Seff stared at him uncomprehendingly. ‘I don’t see—’ His face tautened. ‘I would have been far more inclined to place a sinister interpretation on it if Gatt had said it.’

‘Why?’

‘Why!’ He turned away. ‘I can think of at least one good reason.’

Hargreaves spoke gently. ‘Jack, don’t you think we should leave personal matters out of this?’

Can one leave personal matters out of it? Can the others?’

Hargreaves moved over to the window, so that Seff was forced to look directly at him. ‘Well, if you mean what I think you mean I don’t agree with it, Seff. In any event, I can promise you one thing: so long as I am Director of the Commission, no personal issue is going to affect my judgment. So for heaven’s sake let’s try to be civilised about it. I only warned you with reference to Manson’s remark because you were technically at fault in failing to issue the radio-isotope officially, and you cannot afford to leave yourself open. None of us can. Am I right?’

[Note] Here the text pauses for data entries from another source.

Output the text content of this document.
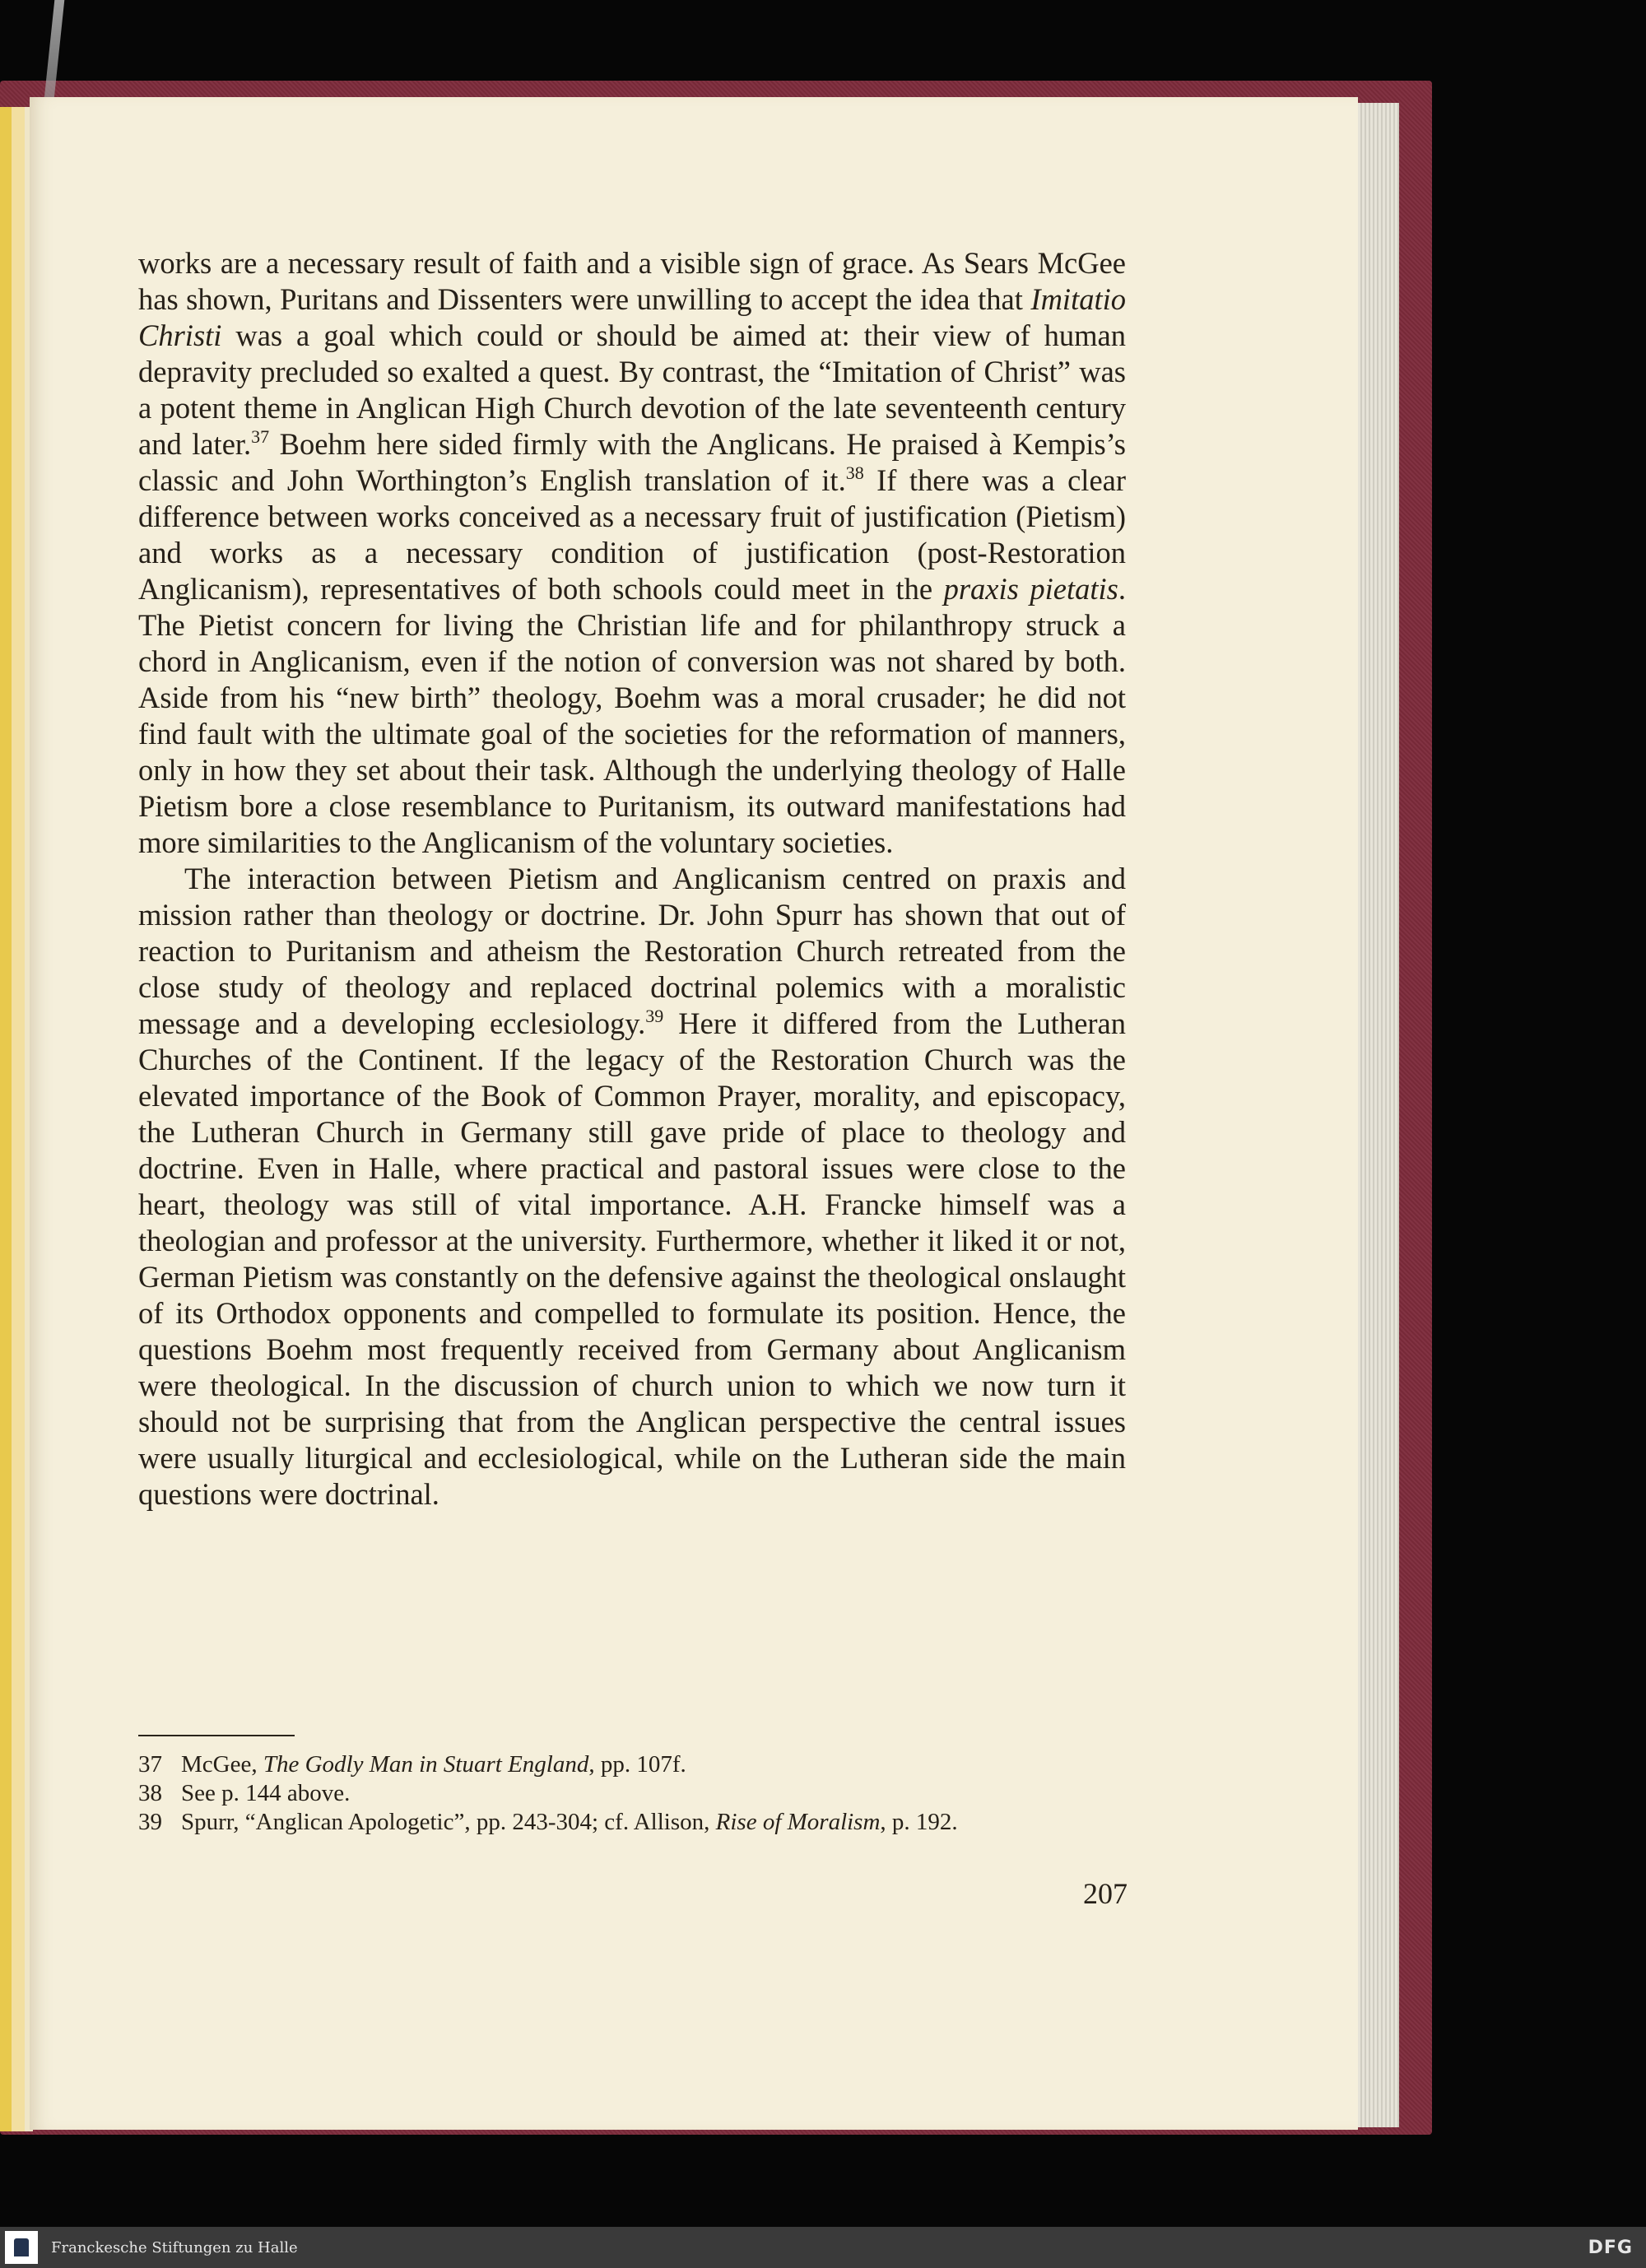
works are a necessary result of faith and a visible sign of grace. As Sears McGee has shown, Puritans and Dissenters were unwilling to accept the idea that Imitatio Christi was a goal which could or should be aimed at: their view of human depravity precluded so exalted a quest. By contrast, the “Imitation of Christ” was a potent theme in Anglican High Church devotion of the late seventeenth century and later.$^{37}$ Boehm here sided firmly with the Anglicans. He praised à Kempis’s classic and John Worthington’s English translation of it.$^{38}$ If there was a clear difference between works conceived as a necessary fruit of justification (Pietism) and works as a necessary condition of justification (post-Restoration Anglicanism), representatives of both schools could meet in the praxis pietatis. The Pietist concern for living the Christian life and for philanthropy struck a chord in Anglicanism, even if the notion of conversion was not shared by both. Aside from his “new birth” theology, Boehm was a moral crusader; he did not find fault with the ultimate goal of the societies for the reformation of manners, only in how they set about their task. Although the underlying theology of Halle Pietism bore a close resemblance to Puritanism, its outward manifestations had more similarities to the Anglicanism of the voluntary societies.

The interaction between Pietism and Anglicanism centred on praxis and mission rather than theology or doctrine. Dr. John Spurr has shown that out of reaction to Puritanism and atheism the Restoration Church retreated from the close study of theology and replaced doctrinal polemics with a moralistic message and a developing ecclesiology.$^{39}$ Here it differed from the Lutheran Churches of the Continent. If the legacy of the Restoration Church was the elevated importance of the Book of Common Prayer, morality, and episcopacy, the Lutheran Church in Germany still gave pride of place to theology and doctrine. Even in Halle, where practical and pastoral issues were close to the heart, theology was still of vital importance. A.H. Francke himself was a theologian and professor at the university. Furthermore, whether it liked it or not, German Pietism was constantly on the defensive against the theological onslaught of its Orthodox opponents and compelled to formulate its position. Hence, the questions Boehm most frequently received from Germany about Anglicanism were theological. In the discussion of church union to which we now turn it should not be surprising that from the Anglican perspective the central issues were usually liturgical and ecclesiological, while on the Lutheran side the main questions were doctrinal.

37 McGee, The Godly Man in Stuart England, pp. 107f.
38 See p. 144 above.
39 Spurr, “Anglican Apologetic”, pp. 243-304; cf. Allison, Rise of Moralism, p. 192.
207
Franckesche Stiftungen zu Halle	DFG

Seff permitted himself a grim little smile. ‘Let’s go to lunch, Sir Robert.’

* * *

The oddest friendship imaginable had sprung up between Gatt and Spigett. For by the time lunch was over they obviously enjoyed each other’s company hugely — one a Fellow of Trinity Cambridge and the other an ex-barrow-boy from the Elephant and Castle. Even Kate, who was used to practically anything, was a little startled as they stepped out of the lift together, both rocking with laughter.

‘So this bloke,’ Spigett was saying, ‘pays for the haddock — a real whopper, by the way! — and. asks the fishmonger if he wouldn’t mind keeping it on the counter with all the other fishes, until he gets back from the rest of his shopping, see. About an hour later the bloke comes back, suddenly snatches the haddock and runs like hell down the Old Kent Road. Pandemonium! Everybody starts chasing him and shouting “Stop, thief” and the police join in too — all except the wretched fishmonger. Well, eventually the coppers drag the man back to the fish-shop with a triumphant flourish, whereupon the fishmonger, in a still, small voice, says: “It’s his fish!” ’ Spigett laughed uproarously at his own story, and Gatt found himself laughing almost as much, partly because Spigett looked so incredibly funny. ‘Oh, we used to get up to some larks in those days, I can tell you!’ They had reached Hargreaves’ office now, the first to arrive; and there, rotating at a leisurely pace, was the celebrated fan. It was one of those big affairs that are more often seen in the East. It looked curiously out of place in the Director’s very modern office.